Re: [BEAM-5442] Store duplicate unknown (runner) options in a list argument

Lukasz Cwik Mon, 12 Nov 2018 14:31:01 -0800

On Mon, Nov 12, 2018 at 9:38 AM Maximilian Michels <[email protected]> wrote:


> Thank you Robert and Lukasz for your points.
>
> > Note that I believe that we will want to have multiple URLs to support
> cross language pipelines since we will want to be able to ask other SDK
> languages/versions for their "list" of supported PipelineOptions.
>
> Why is that? The Runner itself is the source of truth for its options.
>

Because other languages (or even different versions of the same language)
may have their own options.
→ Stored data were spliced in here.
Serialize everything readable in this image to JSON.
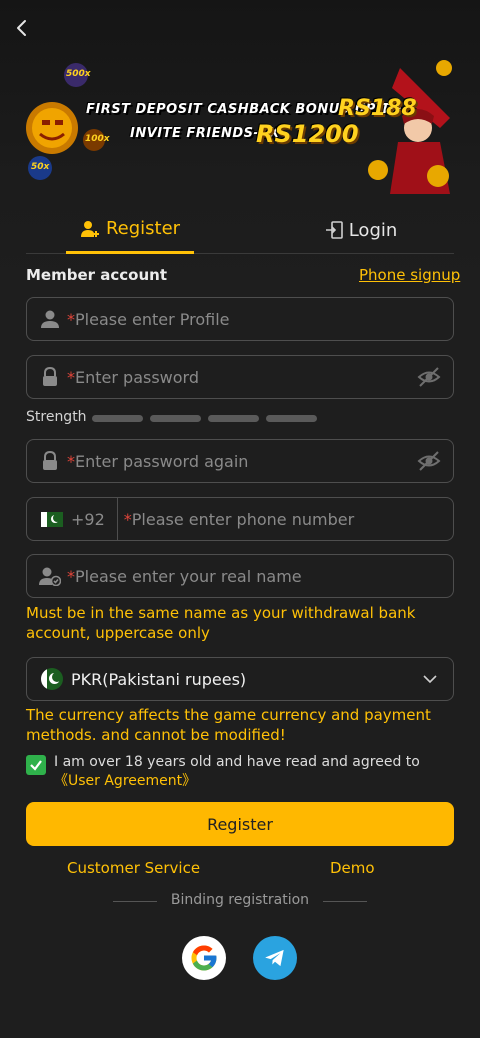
{
  "banner": {
    "line1": "FIRST DEPOSIT CASHBACK BONUS UP TO",
    "amount1": "RS188",
    "line2": "INVITE FRIENDS-1X",
    "amount2": "RS1200",
    "chip1": "500x",
    "chip2": "100x",
    "chip3": "50x"
  },
  "tabs": {
    "register": "Register",
    "login": "Login"
  },
  "form": {
    "member_label": "Member account",
    "phone_signup": "Phone signup",
    "profile_placeholder": "Please enter Profile",
    "password_placeholder": "Enter password",
    "strength_label": "Strength",
    "password_again_placeholder": "Enter password again",
    "country_code": "+92",
    "phone_placeholder": "Please enter phone number",
    "realname_placeholder": "Please enter your real name",
    "realname_warning": "Must be in the same name as your withdrawal bank account, uppercase only",
    "currency_value": "PKR(Pakistani rupees)",
    "currency_warning": "The currency affects the game currency and payment methods. and cannot be modified!",
    "agree_text": "I am over 18 years old and have read and agreed to",
    "agree_link": "《User Agreement》",
    "agree_checked": true,
    "submit": "Register",
    "required_mark": "*"
  },
  "footer": {
    "customer_service": "Customer Service",
    "demo": "Demo",
    "binding": "Binding registration"
  },
  "colors": {
    "accent": "#ffc107",
    "button": "#ffb800",
    "background": "#1e1e1e",
    "required": "#e0453a",
    "checkbox": "#2fb14b",
    "telegram": "#2aa3e0"
  },
  "icons": {
    "back": "chevron-left-icon",
    "register_tab": "add-user-icon",
    "login_tab": "login-door-icon",
    "profile": "user-icon",
    "password": "lock-icon",
    "eye": "eye-off-icon",
    "realname": "user-check-icon",
    "dropdown": "chevron-down-icon",
    "google": "google-icon",
    "telegram": "telegram-icon"
  }
}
For example, the Go SDK talks to a Java service
which applies a SQL transform and returns the expanded form (this may
require knowledge of some options like credentials for the filesystem, ...)
and then talks to a Python service that performs another transform
expansion. Finally the pipeline containing Go, Java and Python transforms
is submitted to a runner and it performs its own internal
replacements/expansions related to executing the pipeline.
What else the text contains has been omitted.